Single or joint life insurance

1. Who Should Be Protected

Though joint life cover is held in the names of both individuals, it is only valid on a ‘first death’ basis. This means that as soon as one policyholder has died, the insurance provider will issue a payment and the cover will immediately expire. This leaves the second policyholder with no protection at all, even though they have been paying premiums for years.

Such a policy could be ideal for those with a mortgage that simply want to pay off their debt and have no further funds available to them. However, if such a policy has been taken out to provide protection to children or other dependents, then the benefit of joint life cover can be severely lacking.

Furthermore, if a remaining policyholder then decides to take out a single life insurance policy, they will find that their increase in age and possible deterioration in health may mean future premiums could be significantly higher. Therefore the benefit of paying joint cover for years has amounted to nothing. Only by having separate policies is it possible for every individual to have the personal cover they require.

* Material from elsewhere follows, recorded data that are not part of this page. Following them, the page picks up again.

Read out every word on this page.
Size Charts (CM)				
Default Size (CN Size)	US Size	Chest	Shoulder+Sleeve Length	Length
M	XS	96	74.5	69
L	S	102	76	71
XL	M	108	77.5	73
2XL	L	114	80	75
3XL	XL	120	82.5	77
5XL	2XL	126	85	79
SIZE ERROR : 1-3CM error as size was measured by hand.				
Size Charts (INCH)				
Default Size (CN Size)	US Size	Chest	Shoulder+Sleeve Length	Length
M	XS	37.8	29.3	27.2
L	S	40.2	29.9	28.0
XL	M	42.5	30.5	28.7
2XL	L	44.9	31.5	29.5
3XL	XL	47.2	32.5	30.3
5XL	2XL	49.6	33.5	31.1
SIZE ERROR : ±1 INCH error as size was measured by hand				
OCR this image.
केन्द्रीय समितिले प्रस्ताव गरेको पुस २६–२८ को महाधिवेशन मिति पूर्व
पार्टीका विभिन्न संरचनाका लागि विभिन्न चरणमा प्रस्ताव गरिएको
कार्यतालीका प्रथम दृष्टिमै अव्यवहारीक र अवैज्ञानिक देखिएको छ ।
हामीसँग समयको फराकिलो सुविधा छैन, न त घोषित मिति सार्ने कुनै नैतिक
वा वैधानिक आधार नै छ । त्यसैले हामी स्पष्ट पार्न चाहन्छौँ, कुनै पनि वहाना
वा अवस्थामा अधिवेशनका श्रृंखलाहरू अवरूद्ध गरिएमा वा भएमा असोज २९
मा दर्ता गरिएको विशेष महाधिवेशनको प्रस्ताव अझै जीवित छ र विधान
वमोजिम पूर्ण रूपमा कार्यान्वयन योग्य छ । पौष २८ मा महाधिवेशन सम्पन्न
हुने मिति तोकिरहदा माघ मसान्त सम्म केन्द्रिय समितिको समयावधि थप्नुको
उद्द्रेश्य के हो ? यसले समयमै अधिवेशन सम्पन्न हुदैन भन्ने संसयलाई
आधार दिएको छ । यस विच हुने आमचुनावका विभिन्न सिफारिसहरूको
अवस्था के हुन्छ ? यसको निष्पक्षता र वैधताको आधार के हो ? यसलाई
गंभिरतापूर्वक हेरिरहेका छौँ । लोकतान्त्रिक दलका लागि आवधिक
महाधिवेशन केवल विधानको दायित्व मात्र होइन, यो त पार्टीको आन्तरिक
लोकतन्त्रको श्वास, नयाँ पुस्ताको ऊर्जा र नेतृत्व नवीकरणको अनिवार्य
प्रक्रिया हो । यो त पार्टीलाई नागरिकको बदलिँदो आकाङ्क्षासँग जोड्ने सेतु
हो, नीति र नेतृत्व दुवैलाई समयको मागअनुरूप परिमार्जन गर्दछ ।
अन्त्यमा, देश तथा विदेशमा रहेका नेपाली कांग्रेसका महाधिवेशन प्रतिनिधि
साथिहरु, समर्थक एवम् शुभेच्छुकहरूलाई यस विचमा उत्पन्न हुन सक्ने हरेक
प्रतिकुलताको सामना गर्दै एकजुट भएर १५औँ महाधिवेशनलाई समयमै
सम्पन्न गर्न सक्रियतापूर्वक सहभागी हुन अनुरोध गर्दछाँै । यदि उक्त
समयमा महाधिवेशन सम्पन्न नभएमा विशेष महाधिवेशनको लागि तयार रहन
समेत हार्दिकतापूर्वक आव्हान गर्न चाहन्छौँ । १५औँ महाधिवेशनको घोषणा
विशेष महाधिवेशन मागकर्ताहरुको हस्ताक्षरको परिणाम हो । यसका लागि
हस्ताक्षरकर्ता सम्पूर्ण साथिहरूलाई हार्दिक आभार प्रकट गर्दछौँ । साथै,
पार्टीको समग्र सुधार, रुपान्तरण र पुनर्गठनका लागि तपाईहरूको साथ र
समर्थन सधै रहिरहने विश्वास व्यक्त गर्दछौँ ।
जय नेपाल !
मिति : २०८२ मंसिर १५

Please note that here at Insuranet we can arrange a ‘second death life insurance policy’ which would pay out on the death of the last remaining partner. If you are at all unsure which type of policy is best for you then please feel free to speak with one of our friendly adviser who can talk you through all of the options.

2. The Level of Cover Required

An individual life insurance policy is based on the cost of replacing your contribution to the home, should you no longer be able to provide it yourself.

However, for joint life insurance policies, the level of cover provided is equal for both parties and is usually calculated on the amount required to replace the income of the higher wage earner.

This means that the partner that requires a lower value of life insurance will pay premiums for a level of cover that is simply not needed. In addition, if the main breadwinner adds extras such as critical illness to his policy, both parties will be charged for the same additions, creating further unnecessary expense across the policy as a whole.

Always assess the level of cover required for each individual policy and ensure no on is paying for more or less cover than they need.

3. The Level of Risk

The cost of life insurance premiums is calculated in direct proportion to the risk associated with protecting the life of the applicant. However, in the case of a joint life insurance party, the level of risk is calculated jointly rather than in terms of each individual person.

Should one partner have a lifestyle that is deemed risky or, have a medical history that puts them in a higher risk category, both applicants will be priced according to this maximum level.

When it is clear that the risk associated with one life insurance applicant is significantly higher than the other, separate life insurance policies may turn out to be considerably cheaper and provide better all-round protection.